Table Tennis AI Coach

Project Description

The Table Tennis AI Coach is a computer vision-based application that is designed to provide real-time feedback on a player’s technique without the need for a physical coach. The motivation behind the project came from the realization of a high demand for private coaching and a low supply of it in regions like the state of Texas. This app offers a convenient solution by allowing players to train at home using a camera setup, such as one mounted behind a ping pong robot.

Feedback the application can give

The AI Coach classifies feedback into 4 categories:

  • Good Swing

  • Racquet dropping too low

  • Elbow flares up

  • No upper body rotation

Technology Stack

This project combines computer vision, machine learning, and real-time video processing to analyze table tennis strokes. MediaPipe extracts body landmarks, OpenCV handles video capture and processing, and a PyTorch-based LSTM model classifies stroke quality based on sequential motion data.

MediaPipe

MediaPipe is an open-source framework developed and maintained by Google. In my project, I'm using the framework to extract the joint coordinates of a player. The framework is powerful and can extract data points from any body type. For the application, I’m collecting the data points for the hip joints, shoulder joints, right elbow, and right wrist. However, the framework is able to extract 33 data points, which it calls landmarks.

OpenCV

OpenCV is commonly used for image and video processing. It allows capturing and conversion of frames. It also enables drawing shapes and text on captured frames.

Python & PyTorch

With PyTorch, I built and trained a Recurrent Neural Network, specifically a Long Short-Term Memory (LSTM) network. This type of model allows the app to process sequential data and retain information across multiple frames. This allows the system to analyze the entirety of a player’s swing over time rather than evaluating each frame independently.

Challenges & Hurdles

Difficulties encountered during the development process.

Original Setup Environment

The idea was to originally run the program in C++ using the Bazel build tool. However, setup was complex and C++ only supported MediaPipe's legacy solutions.

Bazel icon

Data Quality and Analysis

Training the model on a 3D coordinate system confused the AI, since the z-coordinate responsible for depth perception was too inconsistent, making it difficult for the model to detect patterns.

Inconsistent z-coordinate for wrist

Frame Capture Issues

The model relies on a 30-frame sequence to classify a swing, so correctly detecting the start of a stroke is critical. Frame capture sometimes misfires due to wrist movement triggering recording at incorrect times.

Project Milestones

Development stages of the Table Tennis AI Coach.

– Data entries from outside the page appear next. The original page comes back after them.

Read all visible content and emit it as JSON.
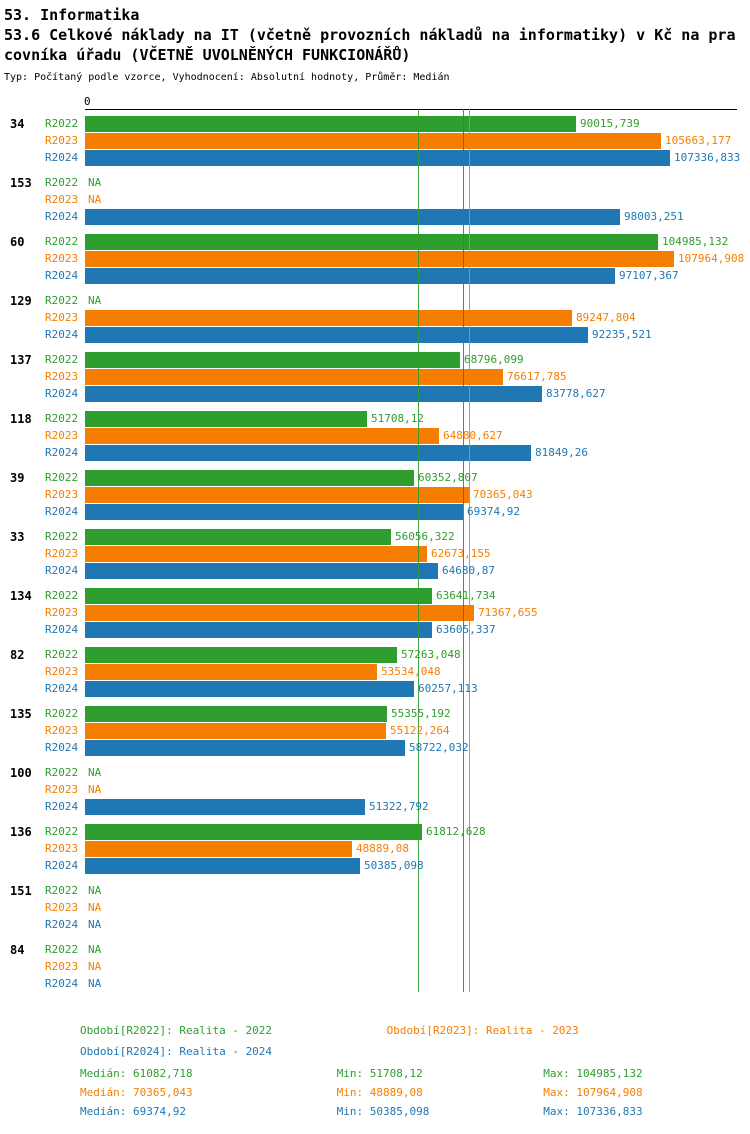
{
  "title": {
    "line1": "53. Informatika",
    "line2": "53.6 Celkové náklady na IT (včetně provozních nákladů na informatiky) v Kč na pra",
    "line3": "covníka úřadu (VČETNĚ UVOLNĚNÝCH FUNKCIONÁŘŮ)",
    "subtitle": "Typ: Počítaný podle vzorce, Vyhodnocení: Absolutní hodnoty, Průměr: Medián"
  },
  "chart_data": {
    "type": "bar",
    "orientation": "horizontal",
    "title": "53.6 Celkové náklady na IT (včetně provozních nákladů na informatiky) v Kč na pracovníka úřadu (VČETNĚ UVOLNĚNÝCH FUNKCIONÁŘŮ)",
    "value_axis": {
      "min": 0,
      "max": 110000,
      "zero_label": "0"
    },
    "grid": false,
    "series_labels": [
      "R2022",
      "R2023",
      "R2024"
    ],
    "series_colors": {
      "R2022": "#2e9e2e",
      "R2023": "#f57e00",
      "R2024": "#1f77b4"
    },
    "na_text": "NA",
    "groups": [
      {
        "id": "34",
        "bars": [
          {
            "series": "R2022",
            "value": 90015.739,
            "display": "90015,739"
          },
          {
            "series": "R2023",
            "value": 105663.177,
            "display": "105663,177"
          },
          {
            "series": "R2024",
            "value": 107336.833,
            "display": "107336,833"
          }
        ]
      },
      {
        "id": "153",
        "bars": [
          {
            "series": "R2022",
            "value": null,
            "display": "NA"
          },
          {
            "series": "R2023",
            "value": null,
            "display": "NA"
          },
          {
            "series": "R2024",
            "value": 98003.251,
            "display": "98003,251"
          }
        ]
      },
      {
        "id": "60",
        "bars": [
          {
            "series": "R2022",
            "value": 104985.132,
            "display": "104985,132"
          },
          {
            "series": "R2023",
            "value": 107964.908,
            "display": "107964,908"
          },
          {
            "series": "R2024",
            "value": 97107.367,
            "display": "97107,367"
          }
        ]
      },
      {
        "id": "129",
        "bars": [
          {
            "series": "R2022",
            "value": null,
            "display": "NA"
          },
          {
            "series": "R2023",
            "value": 89247.804,
            "display": "89247,804"
          },
          {
            "series": "R2024",
            "value": 92235.521,
            "display": "92235,521"
          }
        ]
      },
      {
        "id": "137",
        "bars": [
          {
            "series": "R2022",
            "value": 68796.099,
            "display": "68796,099"
          },
          {
            "series": "R2023",
            "value": 76617.785,
            "display": "76617,785"
          },
          {
            "series": "R2024",
            "value": 83778.627,
            "display": "83778,627"
          }
        ]
      },
      {
        "id": "118",
        "bars": [
          {
            "series": "R2022",
            "value": 51708.12,
            "display": "51708,12"
          },
          {
            "series": "R2023",
            "value": 64880.627,
            "display": "64880,627"
          },
          {
            "series": "R2024",
            "value": 81849.26,
            "display": "81849,26"
          }
        ]
      },
      {
        "id": "39",
        "bars": [
          {
            "series": "R2022",
            "value": 60352.807,
            "display": "60352,807"
          },
          {
            "series": "R2023",
            "value": 70365.043,
            "display": "70365,043"
          },
          {
            "series": "R2024",
            "value": 69374.92,
            "display": "69374,92"
          }
        ]
      },
      {
        "id": "33",
        "bars": [
          {
            "series": "R2022",
            "value": 56056.322,
            "display": "56056,322"
          },
          {
            "series": "R2023",
            "value": 62673.155,
            "display": "62673,155"
          },
          {
            "series": "R2024",
            "value": 64680.87,
            "display": "64680,87"
          }
        ]
      },
      {
        "id": "134",
        "bars": [
          {
            "series": "R2022",
            "value": 63641.734,
            "display": "63641,734"
          },
          {
            "series": "R2023",
            "value": 71367.655,
            "display": "71367,655"
          },
          {
            "series": "R2024",
            "value": 63605.337,
            "display": "63605,337"
          }
        ]
      },
      {
        "id": "82",
        "bars": [
          {
            "series": "R2022",
            "value": 57263.048,
            "display": "57263,048"
          },
          {
            "series": "R2023",
            "value": 53534.048,
            "display": "53534,048"
          },
          {
            "series": "R2024",
            "value": 60257.113,
            "display": "60257,113"
          }
        ]
      },
      {
        "id": "135",
        "bars": [
          {
            "series": "R2022",
            "value": 55355.192,
            "display": "55355,192"
          },
          {
            "series": "R2023",
            "value": 55122.264,
            "display": "55122,264"
          },
          {
            "series": "R2024",
            "value": 58722.032,
            "display": "58722,032"
          }
        ]
      },
      {
        "id": "100",
        "bars": [
          {
            "series": "R2022",
            "value": null,
            "display": "NA"
          },
          {
            "series": "R2023",
            "value": null,
            "display": "NA"
          },
          {
            "series": "R2024",
            "value": 51322.792,
            "display": "51322,792"
          }
        ]
      },
      {
        "id": "136",
        "bars": [
          {
            "series": "R2022",
            "value": 61812.628,
            "display": "61812,628"
          },
          {
            "series": "R2023",
            "value": 48889.08,
            "display": "48889,08"
          },
          {
            "series": "R2024",
            "value": 50385.098,
            "display": "50385,098"
          }
        ]
      },
      {
        "id": "151",
        "bars": [
          {
            "series": "R2022",
            "value": null,
            "display": "NA"
          },
          {
            "series": "R2023",
            "value": null,
            "display": "NA"
          },
          {
            "series": "R2024",
            "value": null,
            "display": "NA"
          }
        ]
      },
      {
        "id": "84",
        "bars": [
          {
            "series": "R2022",
            "value": null,
            "display": "NA"
          },
          {
            "series": "R2023",
            "value": null,
            "display": "NA"
          },
          {
            "series": "R2024",
            "value": null,
            "display": "NA"
          }
        ]
      }
    ],
    "median_lines": [
      {
        "series": "R2022",
        "value": 61082.718
      },
      {
        "series": "R2024",
        "value": 69374.92
      },
      {
        "series": "R2023",
        "value": 70365.043
      }
    ]
  },
  "legend": {
    "r2022": "Období[R2022]: Realita - 2022",
    "r2023": "Období[R2023]: Realita - 2023",
    "r2024": "Období[R2024]: Realita - 2024"
  },
  "stats": {
    "r2022": {
      "median": "Medián: 61082,718",
      "min": "Min: 51708,12",
      "max": "Max: 104985,132"
    },
    "r2023": {
      "median": "Medián: 70365,043",
      "min": "Min: 48889,08",
      "max": "Max: 107964,908"
    },
    "r2024": {
      "median": "Medián: 69374,92",
      "min": "Min: 50385,098",
      "max": "Max: 107336,833"
    }
  }
}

  • Initial Concept: Identified the lack of accessible table tennis coaching and proposed a real-time AI feedback solution.
  • Prototype Development: Built an early version in Python using OpenCV and MediaPipe to capture and visualize player movements.
  • Data Collection: Recorded and labeled stroke data across four categories, creating a dataset of over 500 clips.
  • Model Training: Developed and trained an LSTM-based neural network using PyTorch to classify player technique.
  • System Integration & DEMO: Connected video input, pose detection, and model predictions into a working real-time feedback system. Senura demonstrates the final product by performing 4 good swings, 4 low swings, 4 swings where the elbow flares up and 4 swings without upper body rotation.
  • Refinement & Future Improvements: Plan to refine dataset quality, improve frame triggering, and enhance prediction accuracy. Performance was evaluated on new players and showed issues such as overfitting and timing inconsistencies.